Is The Tragedy In Austria Enough To Set New Immigration Policies?


A migration summit in Vienna, Austria, has been overshadowed by tragedy: the gruesome discovery of the bodies of 20 to 50 migrants near the Hungarian border. They had been estimated to be dead for one to two days. It’s not the only recent event of death of migrants, either. Shortly after the story of the tragedy in Austria broke, a ship carrying around 400 migrants sank near the Libyan coast; 201 were rescued from the water. 51 bodies were found in the hold of a ship off of Libya on Wednesday. Overall, at least 2,000 migrants have died trying to reach the European Union this year. Germany alone expects to receive 800 thousand migrants by the end of the year. (While those numbers seem huge, the total population of the EU is estimated at 740 million people.) The EU has yet to set policy standards in place for migration, and their indecisiveness has been criticized by many.
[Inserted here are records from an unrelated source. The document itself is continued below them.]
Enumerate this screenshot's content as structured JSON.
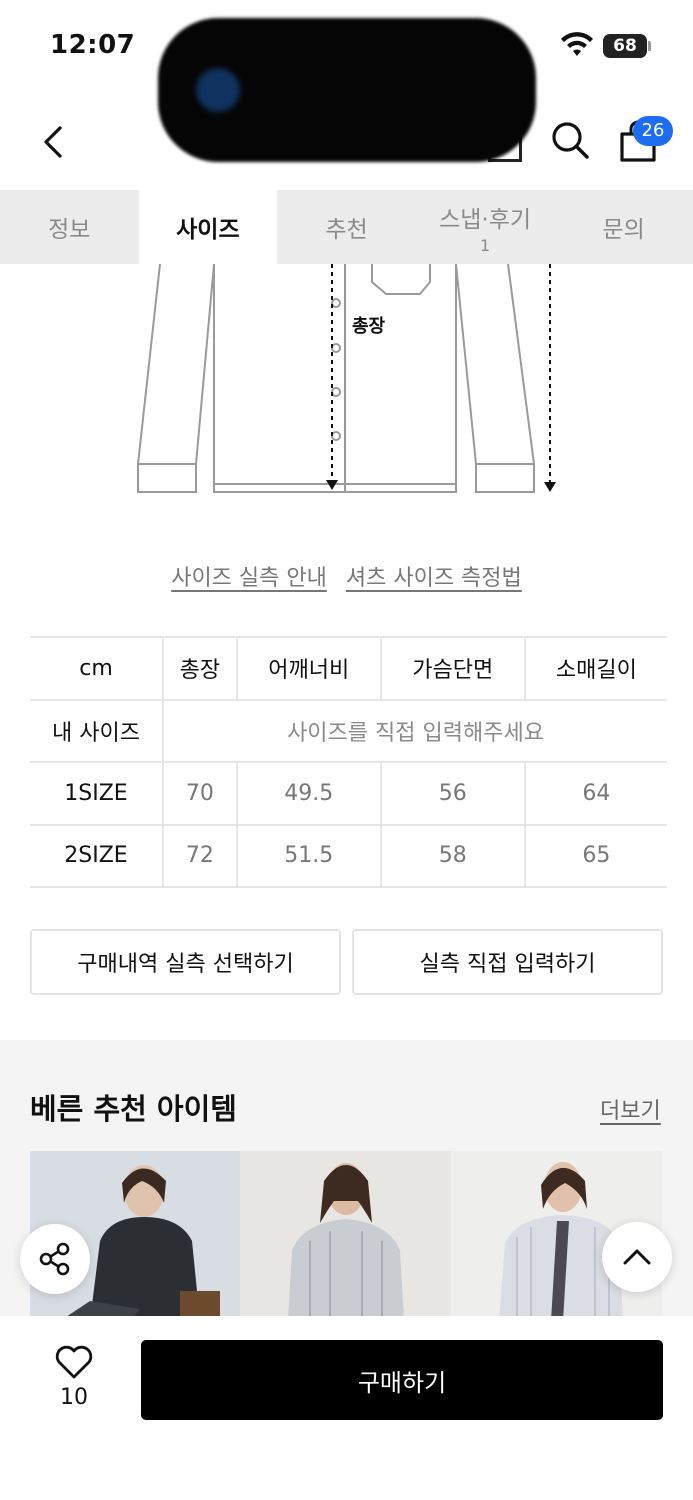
{
  "status_bar": {
    "time": "12:07",
    "battery": "68"
  },
  "header": {
    "cart_count": "26"
  },
  "tabs": [
    {
      "label": "정보",
      "count": ""
    },
    {
      "label": "사이즈",
      "count": ""
    },
    {
      "label": "추천",
      "count": ""
    },
    {
      "label": "스냅·후기",
      "count": "1"
    },
    {
      "label": "문의",
      "count": ""
    }
  ],
  "diagram": {
    "length_label": "총장"
  },
  "size_guide": {
    "link_actual": "사이즈 실측 안내",
    "link_method": "셔츠 사이즈 측정법"
  },
  "size_table": {
    "unit": "cm",
    "columns": [
      "총장",
      "어깨너비",
      "가슴단면",
      "소매길이"
    ],
    "my_size_label": "내 사이즈",
    "my_size_placeholder": "사이즈를 직접 입력해주세요",
    "rows": [
      {
        "size": "1SIZE",
        "values": [
          "70",
          "49.5",
          "56",
          "64"
        ]
      },
      {
        "size": "2SIZE",
        "values": [
          "72",
          "51.5",
          "58",
          "65"
        ]
      }
    ]
  },
  "actions": {
    "select_from_history": "구매내역 실측 선택하기",
    "enter_directly": "실측 직접 입력하기"
  },
  "recommended": {
    "title": "베른 추천 아이템",
    "more_label": "더보기"
  },
  "bottom_bar": {
    "like_count": "10",
    "buy_label": "구매하기"
  }
}
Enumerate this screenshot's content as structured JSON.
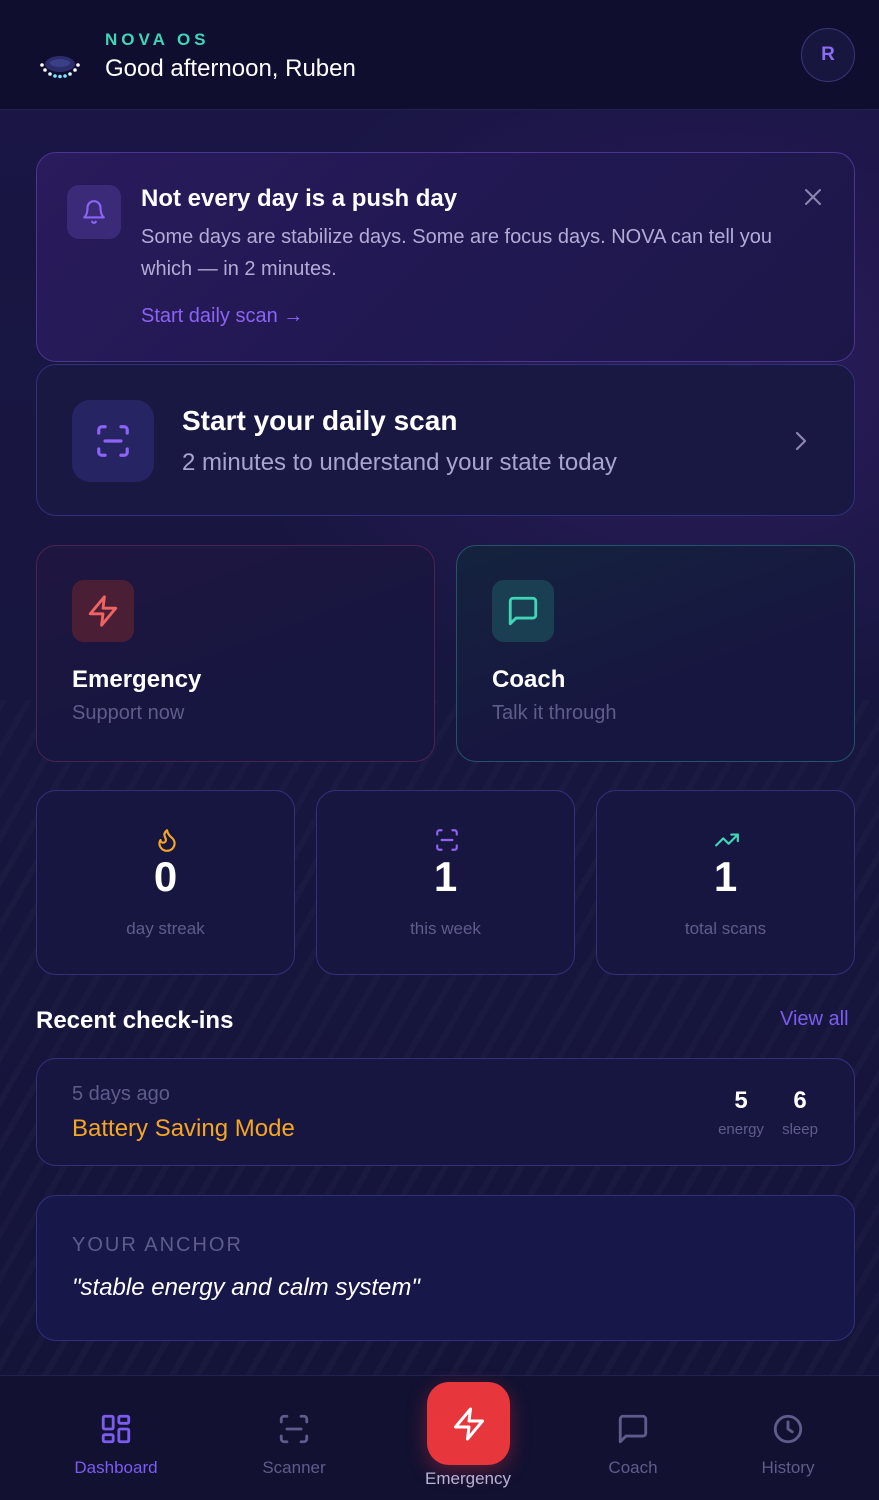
{
  "header": {
    "brand": "NOVA OS",
    "greeting": "Good afternoon, Ruben",
    "avatar_initial": "R",
    "logo_icon": "nova-orb-icon"
  },
  "notice": {
    "icon": "bell-icon",
    "title": "Not every day is a push day",
    "body": "Some days are stabilize days. Some are focus days. NOVA can tell you which — in 2 minutes.",
    "link": "Start daily scan →",
    "close_icon": "close-icon"
  },
  "scan_card": {
    "icon": "scan-icon",
    "title": "Start your daily scan",
    "subtitle": "2 minutes to understand your state today"
  },
  "actions": {
    "emergency": {
      "title": "Emergency",
      "subtitle": "Support now",
      "icon": "lightning-icon",
      "color": "#f06363"
    },
    "coach": {
      "title": "Coach",
      "subtitle": "Talk it through",
      "icon": "chat-icon",
      "color": "#3fd6b8"
    }
  },
  "stats": [
    {
      "value": "0",
      "label": "day streak",
      "icon": "flame-icon",
      "color": "#f5a623"
    },
    {
      "value": "1",
      "label": "this week",
      "icon": "scan-icon",
      "color": "#8b63f5"
    },
    {
      "value": "1",
      "label": "total scans",
      "icon": "trend-up-icon",
      "color": "#3fd6b8"
    }
  ],
  "recent": {
    "title": "Recent check-ins",
    "view_all": "View all",
    "items": [
      {
        "time": "5 days ago",
        "mode": "Battery Saving Mode",
        "energy_value": "5",
        "energy_label": "energy",
        "sleep_value": "6",
        "sleep_label": "sleep"
      }
    ]
  },
  "anchor": {
    "label": "YOUR ANCHOR",
    "text": "\"stable energy and calm system\""
  },
  "nav": {
    "dashboard": "Dashboard",
    "scanner": "Scanner",
    "emergency": "Emergency",
    "coach": "Coach",
    "history": "History",
    "active": "Dashboard"
  },
  "colors": {
    "accent": "#7c5cf0",
    "teal": "#3fd6b8",
    "danger": "#e8363d",
    "warning": "#f5a623",
    "background": "#15143d"
  }
}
Who are these migrants? Most of them are from the Middle East, North Africa, or the Balkan regions. Almost all are fleeing violence and turmoil in their native lands. Spain, Italy, Hungary, and Greece are the most common points of entry. Hungary is planning to fence off the border with Serbia in an attempt to stem the tide, and it is presumed the victims in the tragedy in Austria entered the country through Hungary. Most are asylum seekers, and the most common countries of entry have set up numerous makeshift migrant camps to deal with the crisis. Approximately 600 thousand asylum seekers entered the EU in 2014. The sheer number of migrants has propelled the rise of both anti-EU groups and anti-immigrant groups.

What’s being done to assist them? For a brief period of time, an Italian sea operation, Mare Nostrum, looked for boats of those smuggling migrants into the EU, but it was shut down at the end of October in 2014. There was a scaled-back search effort in replacement, but critics warned there would be more deaths. The tragedy in Austria is one example that proves exactly that.

The current summit in Austria is looking to prevent such tragedy by a five-point program, including establishing safe havens run by the EU in the migrants’ countries of origin. If those present qualified for asylum they would be given safe passage to the EU. Refugee quotas have also been called for, as well as harsher penalties for human smuggling. Political figures in the U.K. have called for an increase in deportation. Others have called for an increase in places where the migrants might pass safely.

The tragedy in Austria makes it clear that no policy isn’t working. A consistent migrant policy is needed in the EU now.